Journeying from leftfield contemporary pop to soft acoustics, Kathryn Williams uses her latest LP to explore a variety of fresh ideas driven, in part, by a host of collaborators. Kirsty Logan, Oystein Greni, Romeo Stodart, Matt Deighton, Simon Edwards, Yvette Williams, Neill Maccoll, Andy Bruce, Ida Wenoe, Joel Sarakula, Emily Barker and John Alder all have credits on various tracks across ‘Night Drives’. Kathryn explains “I’ve been releasing music for 24 years now. That fact blows me away, and things have changed so much over those years. The biggest change has been my love of co-writing and writing for other artists. This began when I first went on a writing retreat with Chris Difford forming close friendships and working relationships that are represented here”.
Discussing some of the themes explored she says “Some of it is questioning who we are, realising that being human is about flaws, humility, and the consequences of how we react to others. It can be about the longevity of a long-term relationship, how to keep the fire burning and to celebrate that. So many love songs are about the first moments, but this is about enduring love. The simple things that fill a day and how our dreams and wants are so separate to the daily grind. The final track is a philosophical musing on loss and gain in life. How by living a long life we will lose so much, but that in itself is riches”.
The classic references that Kathryn draws from, particularly that of fellow Liverpudlians The Beatles, are clear in ‘Night Drives’, which plays like a road-trip through her styles and influences. It recalls visions of a British countryside lightly illuminated by the flicker of passing lampposts and the endless, rolling landscapes beyond them. These are intelligent, self-aware tracks, with Kathryn’s unmistakable writing backed with beautifully arranged, natural compositions.
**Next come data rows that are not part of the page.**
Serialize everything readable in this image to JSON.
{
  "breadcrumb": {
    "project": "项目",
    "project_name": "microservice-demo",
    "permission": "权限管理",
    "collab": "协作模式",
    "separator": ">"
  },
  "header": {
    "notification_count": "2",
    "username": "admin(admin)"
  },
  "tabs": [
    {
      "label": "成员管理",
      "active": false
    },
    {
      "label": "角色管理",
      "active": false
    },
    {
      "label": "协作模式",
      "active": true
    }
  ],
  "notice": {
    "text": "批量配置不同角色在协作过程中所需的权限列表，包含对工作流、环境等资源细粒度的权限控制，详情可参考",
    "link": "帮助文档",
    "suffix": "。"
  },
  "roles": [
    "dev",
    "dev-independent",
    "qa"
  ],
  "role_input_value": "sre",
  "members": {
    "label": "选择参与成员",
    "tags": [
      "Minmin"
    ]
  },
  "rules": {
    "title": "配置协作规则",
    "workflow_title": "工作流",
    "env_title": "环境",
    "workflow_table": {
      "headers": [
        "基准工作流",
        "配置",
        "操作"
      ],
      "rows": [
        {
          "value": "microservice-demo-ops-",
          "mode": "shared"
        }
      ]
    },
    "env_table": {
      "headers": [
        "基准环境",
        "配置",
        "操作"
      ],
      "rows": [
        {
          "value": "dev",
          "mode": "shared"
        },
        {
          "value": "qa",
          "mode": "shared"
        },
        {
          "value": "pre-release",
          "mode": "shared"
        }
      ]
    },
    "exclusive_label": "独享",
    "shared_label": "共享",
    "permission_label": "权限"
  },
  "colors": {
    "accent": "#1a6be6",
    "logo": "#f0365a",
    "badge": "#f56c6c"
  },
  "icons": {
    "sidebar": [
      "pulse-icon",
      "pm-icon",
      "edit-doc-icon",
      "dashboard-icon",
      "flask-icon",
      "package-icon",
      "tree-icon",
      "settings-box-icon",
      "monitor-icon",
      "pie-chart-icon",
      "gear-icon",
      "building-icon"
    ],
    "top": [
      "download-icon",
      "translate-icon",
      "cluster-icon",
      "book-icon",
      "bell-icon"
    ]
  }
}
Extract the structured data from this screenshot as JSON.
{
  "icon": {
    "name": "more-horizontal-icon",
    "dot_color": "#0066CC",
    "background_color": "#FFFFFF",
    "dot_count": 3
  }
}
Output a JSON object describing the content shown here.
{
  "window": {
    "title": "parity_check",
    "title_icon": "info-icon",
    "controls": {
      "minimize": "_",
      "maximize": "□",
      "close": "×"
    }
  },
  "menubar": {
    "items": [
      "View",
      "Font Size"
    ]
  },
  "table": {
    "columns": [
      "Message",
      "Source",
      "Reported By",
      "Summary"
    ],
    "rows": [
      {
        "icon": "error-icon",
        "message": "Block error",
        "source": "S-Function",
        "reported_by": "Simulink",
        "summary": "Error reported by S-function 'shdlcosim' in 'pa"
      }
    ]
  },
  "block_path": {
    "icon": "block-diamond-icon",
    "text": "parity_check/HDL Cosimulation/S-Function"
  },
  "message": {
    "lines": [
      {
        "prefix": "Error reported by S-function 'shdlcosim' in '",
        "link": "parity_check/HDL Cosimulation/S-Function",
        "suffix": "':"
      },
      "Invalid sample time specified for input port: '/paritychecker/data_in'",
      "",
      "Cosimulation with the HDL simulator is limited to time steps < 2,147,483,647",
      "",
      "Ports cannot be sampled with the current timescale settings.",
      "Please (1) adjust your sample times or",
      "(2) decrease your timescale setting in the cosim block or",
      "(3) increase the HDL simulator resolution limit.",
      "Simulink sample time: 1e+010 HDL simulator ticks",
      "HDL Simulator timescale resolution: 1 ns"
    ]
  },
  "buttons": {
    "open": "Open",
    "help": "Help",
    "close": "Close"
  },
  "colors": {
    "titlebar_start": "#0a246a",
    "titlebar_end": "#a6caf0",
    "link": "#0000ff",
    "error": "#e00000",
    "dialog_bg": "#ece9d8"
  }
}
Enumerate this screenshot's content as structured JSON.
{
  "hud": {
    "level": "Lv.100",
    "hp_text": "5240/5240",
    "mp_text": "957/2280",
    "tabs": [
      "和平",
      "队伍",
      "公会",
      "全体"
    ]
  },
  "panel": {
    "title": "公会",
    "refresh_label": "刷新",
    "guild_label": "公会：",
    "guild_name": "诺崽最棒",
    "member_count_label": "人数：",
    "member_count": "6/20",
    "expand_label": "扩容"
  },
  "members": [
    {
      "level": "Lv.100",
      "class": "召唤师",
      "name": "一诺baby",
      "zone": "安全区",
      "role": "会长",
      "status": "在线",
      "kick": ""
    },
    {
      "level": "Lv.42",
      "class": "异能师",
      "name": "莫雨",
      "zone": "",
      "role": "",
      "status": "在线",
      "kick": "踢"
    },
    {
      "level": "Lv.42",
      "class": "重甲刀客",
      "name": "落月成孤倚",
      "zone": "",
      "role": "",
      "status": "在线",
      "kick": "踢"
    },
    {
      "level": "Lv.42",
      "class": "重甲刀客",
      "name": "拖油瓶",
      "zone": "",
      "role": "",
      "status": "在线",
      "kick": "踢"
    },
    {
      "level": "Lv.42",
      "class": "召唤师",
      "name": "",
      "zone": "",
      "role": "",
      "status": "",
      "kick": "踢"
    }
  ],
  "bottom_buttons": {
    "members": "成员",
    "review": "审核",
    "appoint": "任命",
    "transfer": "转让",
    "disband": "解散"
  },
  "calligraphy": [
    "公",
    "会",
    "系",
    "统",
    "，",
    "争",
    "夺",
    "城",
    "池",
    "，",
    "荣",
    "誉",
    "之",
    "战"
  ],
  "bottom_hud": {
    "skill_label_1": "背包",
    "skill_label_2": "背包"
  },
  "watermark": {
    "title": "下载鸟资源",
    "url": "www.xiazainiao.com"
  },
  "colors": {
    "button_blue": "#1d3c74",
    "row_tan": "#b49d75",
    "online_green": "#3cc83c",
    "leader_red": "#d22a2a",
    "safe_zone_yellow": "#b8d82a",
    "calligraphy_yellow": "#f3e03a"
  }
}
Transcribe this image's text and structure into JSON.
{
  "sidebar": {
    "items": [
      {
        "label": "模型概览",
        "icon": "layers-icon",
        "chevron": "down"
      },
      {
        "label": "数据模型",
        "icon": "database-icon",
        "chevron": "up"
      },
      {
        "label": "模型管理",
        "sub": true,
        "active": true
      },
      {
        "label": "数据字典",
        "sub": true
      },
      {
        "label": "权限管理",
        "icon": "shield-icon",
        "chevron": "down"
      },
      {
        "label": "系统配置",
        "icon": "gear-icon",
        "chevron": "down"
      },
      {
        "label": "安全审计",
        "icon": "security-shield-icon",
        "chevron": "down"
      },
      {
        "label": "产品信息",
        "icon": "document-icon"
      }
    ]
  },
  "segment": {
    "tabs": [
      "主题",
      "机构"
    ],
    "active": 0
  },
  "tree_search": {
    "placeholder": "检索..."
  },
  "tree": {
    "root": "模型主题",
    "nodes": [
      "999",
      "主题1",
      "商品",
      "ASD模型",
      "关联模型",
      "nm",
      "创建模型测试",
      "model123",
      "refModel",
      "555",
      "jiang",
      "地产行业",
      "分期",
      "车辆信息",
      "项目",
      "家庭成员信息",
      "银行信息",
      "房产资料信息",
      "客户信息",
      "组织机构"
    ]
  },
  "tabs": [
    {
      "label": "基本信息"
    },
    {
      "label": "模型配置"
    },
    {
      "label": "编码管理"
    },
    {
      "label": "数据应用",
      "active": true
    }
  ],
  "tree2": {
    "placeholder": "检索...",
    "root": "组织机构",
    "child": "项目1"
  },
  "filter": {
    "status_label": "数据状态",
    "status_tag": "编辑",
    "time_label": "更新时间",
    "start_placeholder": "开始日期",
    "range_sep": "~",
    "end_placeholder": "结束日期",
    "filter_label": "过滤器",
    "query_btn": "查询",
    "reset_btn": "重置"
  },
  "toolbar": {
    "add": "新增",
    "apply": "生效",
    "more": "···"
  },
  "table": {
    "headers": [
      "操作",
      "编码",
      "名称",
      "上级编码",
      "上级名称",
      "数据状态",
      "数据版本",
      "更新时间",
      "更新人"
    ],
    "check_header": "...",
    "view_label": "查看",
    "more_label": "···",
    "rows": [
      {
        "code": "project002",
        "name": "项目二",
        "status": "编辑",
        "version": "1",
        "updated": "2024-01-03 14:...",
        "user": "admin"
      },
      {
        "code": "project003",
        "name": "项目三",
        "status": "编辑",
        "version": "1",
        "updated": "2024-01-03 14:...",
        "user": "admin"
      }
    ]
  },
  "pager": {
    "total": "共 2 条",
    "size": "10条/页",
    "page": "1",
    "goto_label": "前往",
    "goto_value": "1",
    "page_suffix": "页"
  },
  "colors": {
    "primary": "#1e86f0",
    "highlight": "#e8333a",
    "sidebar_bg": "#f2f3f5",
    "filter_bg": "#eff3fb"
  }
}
“I am really proud of this record. Also really scared of putting it out into the world after such a long time” she continues, “I can say that because it’s not just down to me. It’s because of the musical family I have around me that keeps me safe, makes me better, is there for the times when I think I can’t go on. It’s about realising that by sharing things creatively, they can be better and it’s not about showing people how great you are. It’s about making the songs the best they can be and trusting people with that. I’ve been on OLI records since 2010. In that time, they have put out 8 albums as well as the anthology box set. Their belief in me and ongoing support has been nothing short of a miracle. They’ve happily allowed me to do side projects, collaborations, write novels, teach. They’ve encouraged me to make my art and include it on releases. Having the label, Ed Harcourt and the other artists who I work with believe in me has helped me believe in myself and want to be what they think I am.”
Kathryn Williams is often described as “a songwriter’s songwriter”, her timeless and searching work has earned her accolades, critical acclaim, and a loyal fan-base. In this new musical world when we talk about an artist’s body of work, we tend to think of a handful of records stretched out across of a handful of years, if we’re lucky. A changing industry and a focus on immediacy has done little to alter such notions, which makes Kathryn Williams something of an anomaly – releasing 12 full-length albums under her own name since her debut LP, ‘Dog Leap Stairs’, released in 1999.
As impressive a stat as that might be, it does little to capture the true magic of Williams work; the enchanting craft that has grown and expanded as she’s moved from one project to the next, from the breakthrough success of her Mercury Prize nominated ‘Little Black Numbers’ all the way to her Sylvia Plath tribute project ‘Hypoxia’ and last year’s Christmas album ‘Midnight Chorus’, written with Dame Carol Ann Duffy.
While her best-known work is characterised by rich and honest songwriting inspired by the greats, Williams has continually been able to evolve as an artist because she’s always looked outside of such boundaries. She continues to listen and learn while, at the same time, writing with a fiery spirit and a sense of adventure that has never once wilted.